After doing a bit of research online, we decided to go to the Aloha Surf Shop. People said they had a massive range of boards, both new and second hand, so there was a good chance of finding the right board.
I’d already decided I didn’t want your typical ‘beginner’ board. When it comes to learning how to surf, the longer the better pretty much, and most beginners are advised to buy 8 or 9ft long boards, depending on their height. I was worried that if we bought boards this big, we’d soon progress beyond them and have to worry about selling them for an upgrade. Also carting around huge boards wasn’t appealing in our campervan living situation.
At the same time I knew that buying the kind of short board a pro uses would be stupid. You always hear about people who go for the coolest and latest board, only to never catch a wave or get to their feet. They soon become posers rather than surfers.

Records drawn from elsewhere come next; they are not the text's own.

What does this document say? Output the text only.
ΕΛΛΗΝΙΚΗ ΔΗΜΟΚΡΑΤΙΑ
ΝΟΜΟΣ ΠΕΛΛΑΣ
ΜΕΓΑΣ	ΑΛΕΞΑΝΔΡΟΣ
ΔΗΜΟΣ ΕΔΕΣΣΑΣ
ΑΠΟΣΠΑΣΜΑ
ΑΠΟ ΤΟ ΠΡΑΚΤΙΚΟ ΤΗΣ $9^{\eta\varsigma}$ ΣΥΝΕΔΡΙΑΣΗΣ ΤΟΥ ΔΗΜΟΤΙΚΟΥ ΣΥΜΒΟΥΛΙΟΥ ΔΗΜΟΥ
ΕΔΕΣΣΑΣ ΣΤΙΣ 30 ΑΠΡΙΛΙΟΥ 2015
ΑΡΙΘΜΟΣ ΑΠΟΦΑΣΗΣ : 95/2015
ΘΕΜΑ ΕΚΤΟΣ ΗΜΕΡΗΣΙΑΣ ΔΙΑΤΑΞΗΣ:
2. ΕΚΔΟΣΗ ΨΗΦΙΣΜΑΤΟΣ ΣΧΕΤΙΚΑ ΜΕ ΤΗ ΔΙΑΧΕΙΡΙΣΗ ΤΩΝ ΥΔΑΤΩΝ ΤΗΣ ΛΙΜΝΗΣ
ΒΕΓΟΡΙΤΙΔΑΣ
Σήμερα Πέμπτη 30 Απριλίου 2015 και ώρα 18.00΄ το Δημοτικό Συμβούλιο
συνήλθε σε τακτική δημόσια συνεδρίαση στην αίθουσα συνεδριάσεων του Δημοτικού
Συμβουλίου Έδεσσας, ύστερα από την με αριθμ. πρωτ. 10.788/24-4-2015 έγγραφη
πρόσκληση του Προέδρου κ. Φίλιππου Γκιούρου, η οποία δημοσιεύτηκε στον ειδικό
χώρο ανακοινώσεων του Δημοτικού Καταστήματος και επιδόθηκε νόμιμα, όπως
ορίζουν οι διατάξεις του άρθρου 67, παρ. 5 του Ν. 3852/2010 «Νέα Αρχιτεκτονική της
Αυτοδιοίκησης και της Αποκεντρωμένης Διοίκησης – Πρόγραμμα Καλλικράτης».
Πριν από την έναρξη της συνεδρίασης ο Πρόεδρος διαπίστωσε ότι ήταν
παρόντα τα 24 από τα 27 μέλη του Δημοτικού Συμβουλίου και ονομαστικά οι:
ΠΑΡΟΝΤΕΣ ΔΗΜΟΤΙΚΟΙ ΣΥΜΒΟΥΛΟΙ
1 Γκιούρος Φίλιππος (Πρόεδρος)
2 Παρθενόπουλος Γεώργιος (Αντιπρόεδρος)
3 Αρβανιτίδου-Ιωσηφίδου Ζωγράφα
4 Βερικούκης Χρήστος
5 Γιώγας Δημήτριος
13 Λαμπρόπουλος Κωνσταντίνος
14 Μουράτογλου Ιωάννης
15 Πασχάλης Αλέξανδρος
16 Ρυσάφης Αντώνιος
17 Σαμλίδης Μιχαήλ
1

But the guys in the shop had the perfect solution. They pulled out 2 hybrid fish boards, a 6’8” for me and a 7’4” Chris. They explained that although the boards were shorter than longboards, they were wide and thick, giving extra volume and stability, good for learning. But at the same time they were incredibly responsive, great for turning, and even an advanced surfer could have fun on one.
This seemed pretty perfect. I was still unsure about whether I wanted a new board or not, but then again at least I knew it shouldn’t have any hidden problems and the shop assistants said it wouldn’t lose too much value in a year, as long as it wasn’t too damaged…
So we just went for it. And the guys threw in discounted board bags, free wax, fins, leashes, and a discounted wetsuit for me. We ended up saving over $200.
I walked out of the shop carrying my new board feeling very nervous but extremely excited. Doubtful thoughts kept running through my head, ‘what if I struggled to learn on a shorter board, what if I pick up bad habits.’ But then these thoughts were over run by the realisation that I was finally doing it. I was going to learn how to surf.